DeepSeek V3.2 Exp Thinking is open-source under MIT license, designed for cost-effective, resource-efficient deployment in research, software development, and complex knowledge workflows.
DeepSeek V3.2 Exp Thinking is an advanced hybrid reasoning AI model built explicitly to amplify multi-step, complex reasoning and deep cognitive processing tasks. It extends the capabilities of the earlier V3.1 series by focusing on enhanced "thinking" mode performance, enabling superior contextual understanding and dynamic problem solving in domains like software development, research, and knowledge-intensive industries. Designed for enterprise-grade deployment and research-driven workflows, DeepSeek V3.2 Exp Thinking features optimized token handling, faster inference, and richer multimodal data interpretation that supports robust, stepwise thought processes.

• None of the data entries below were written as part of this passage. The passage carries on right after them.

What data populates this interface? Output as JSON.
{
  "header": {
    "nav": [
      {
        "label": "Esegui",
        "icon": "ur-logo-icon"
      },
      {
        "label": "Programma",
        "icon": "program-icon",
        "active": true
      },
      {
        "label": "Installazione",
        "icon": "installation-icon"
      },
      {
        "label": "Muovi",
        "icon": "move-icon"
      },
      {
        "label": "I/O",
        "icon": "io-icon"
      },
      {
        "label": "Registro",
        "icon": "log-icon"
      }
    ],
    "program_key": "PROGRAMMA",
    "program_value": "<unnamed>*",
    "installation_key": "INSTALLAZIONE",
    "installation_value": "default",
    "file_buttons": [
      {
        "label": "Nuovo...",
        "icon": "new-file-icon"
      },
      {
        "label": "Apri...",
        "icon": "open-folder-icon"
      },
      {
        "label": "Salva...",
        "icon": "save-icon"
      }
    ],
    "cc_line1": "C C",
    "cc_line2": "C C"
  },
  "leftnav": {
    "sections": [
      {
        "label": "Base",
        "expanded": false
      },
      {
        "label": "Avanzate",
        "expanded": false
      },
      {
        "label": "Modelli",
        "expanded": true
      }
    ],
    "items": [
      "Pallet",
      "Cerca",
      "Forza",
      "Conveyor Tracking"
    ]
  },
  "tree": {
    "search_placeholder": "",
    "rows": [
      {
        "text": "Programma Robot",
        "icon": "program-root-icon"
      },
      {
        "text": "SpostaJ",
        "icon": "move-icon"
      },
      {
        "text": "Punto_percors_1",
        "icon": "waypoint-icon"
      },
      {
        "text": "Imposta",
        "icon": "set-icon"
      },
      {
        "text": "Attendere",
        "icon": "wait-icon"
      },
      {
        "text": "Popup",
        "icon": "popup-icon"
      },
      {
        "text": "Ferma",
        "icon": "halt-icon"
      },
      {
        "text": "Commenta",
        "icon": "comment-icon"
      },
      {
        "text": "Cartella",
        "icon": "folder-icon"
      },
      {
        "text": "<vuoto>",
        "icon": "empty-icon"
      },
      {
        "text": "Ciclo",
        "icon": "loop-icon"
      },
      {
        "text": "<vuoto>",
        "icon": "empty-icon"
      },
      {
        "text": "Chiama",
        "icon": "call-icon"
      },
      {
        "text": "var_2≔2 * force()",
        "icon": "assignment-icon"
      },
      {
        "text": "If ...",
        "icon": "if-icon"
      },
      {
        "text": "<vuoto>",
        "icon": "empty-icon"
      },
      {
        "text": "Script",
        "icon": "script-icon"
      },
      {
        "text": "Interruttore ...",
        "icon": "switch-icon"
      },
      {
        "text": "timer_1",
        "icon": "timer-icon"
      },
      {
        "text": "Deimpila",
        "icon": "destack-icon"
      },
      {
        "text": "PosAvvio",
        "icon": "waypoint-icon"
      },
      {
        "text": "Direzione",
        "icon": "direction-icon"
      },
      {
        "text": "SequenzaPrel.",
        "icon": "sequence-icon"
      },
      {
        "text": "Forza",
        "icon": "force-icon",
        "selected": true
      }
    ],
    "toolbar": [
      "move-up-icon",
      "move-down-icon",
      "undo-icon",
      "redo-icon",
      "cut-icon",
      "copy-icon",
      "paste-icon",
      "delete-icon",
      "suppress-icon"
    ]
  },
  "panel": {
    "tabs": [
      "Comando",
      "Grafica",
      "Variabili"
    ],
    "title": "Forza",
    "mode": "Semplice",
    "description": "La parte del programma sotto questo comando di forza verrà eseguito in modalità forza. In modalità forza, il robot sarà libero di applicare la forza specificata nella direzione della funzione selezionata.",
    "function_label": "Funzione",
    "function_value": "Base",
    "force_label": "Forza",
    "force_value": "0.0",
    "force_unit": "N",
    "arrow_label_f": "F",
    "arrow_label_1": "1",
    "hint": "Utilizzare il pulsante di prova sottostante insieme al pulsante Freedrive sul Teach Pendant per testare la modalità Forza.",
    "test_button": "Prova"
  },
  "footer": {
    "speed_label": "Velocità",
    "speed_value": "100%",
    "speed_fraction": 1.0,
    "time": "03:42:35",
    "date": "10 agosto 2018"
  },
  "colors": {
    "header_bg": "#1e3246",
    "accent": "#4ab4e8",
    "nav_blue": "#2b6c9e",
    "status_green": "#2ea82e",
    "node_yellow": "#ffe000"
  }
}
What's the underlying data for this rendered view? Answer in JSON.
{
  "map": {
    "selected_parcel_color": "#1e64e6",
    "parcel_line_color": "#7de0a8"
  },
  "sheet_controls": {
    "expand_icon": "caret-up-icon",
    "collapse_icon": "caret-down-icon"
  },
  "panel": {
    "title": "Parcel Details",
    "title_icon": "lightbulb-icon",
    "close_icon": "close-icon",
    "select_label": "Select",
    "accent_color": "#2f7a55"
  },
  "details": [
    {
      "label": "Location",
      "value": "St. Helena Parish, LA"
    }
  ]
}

Overall, DeepSeek-V3.2-Exp maintains performance on par with V3.1-Terminus in complex reasoning tasks. Slight variations occur across specific benchmarks, with strengths in mathematics contests like AIME 2025 and programming challenges (Codeforces).

vs DeepSeek-V3.1-Terminus: V3.2-Exp uses sparse attention to reduce computation but has near-identical output quality. V3.2-Exp’s Thinking mode explicitly exposes chain-of-thought reasoning, which V3.1 lacks.
vs OpenAI GPT-4o: GPT-4o offers high-quality responses but with costly processing for very long contexts, while DeepSeek scales efficiently to 128K tokens. DeepSeek’s sparse attention enables faster long-context reasoning, whereas GPT-4o relies on dense attention. GPT-4o has broader multimodal support, but DeepSeek focuses on optimized textual reasoning transparency.
vs Qwen-3: Both models support large contexts, but DeepSeek’s sparse attention reduces computational costs on extended inputs. DeepSeek provides explicit chain-of-thought in Thinking mode; Qwen-3 focuses more on general multimodal capabilities.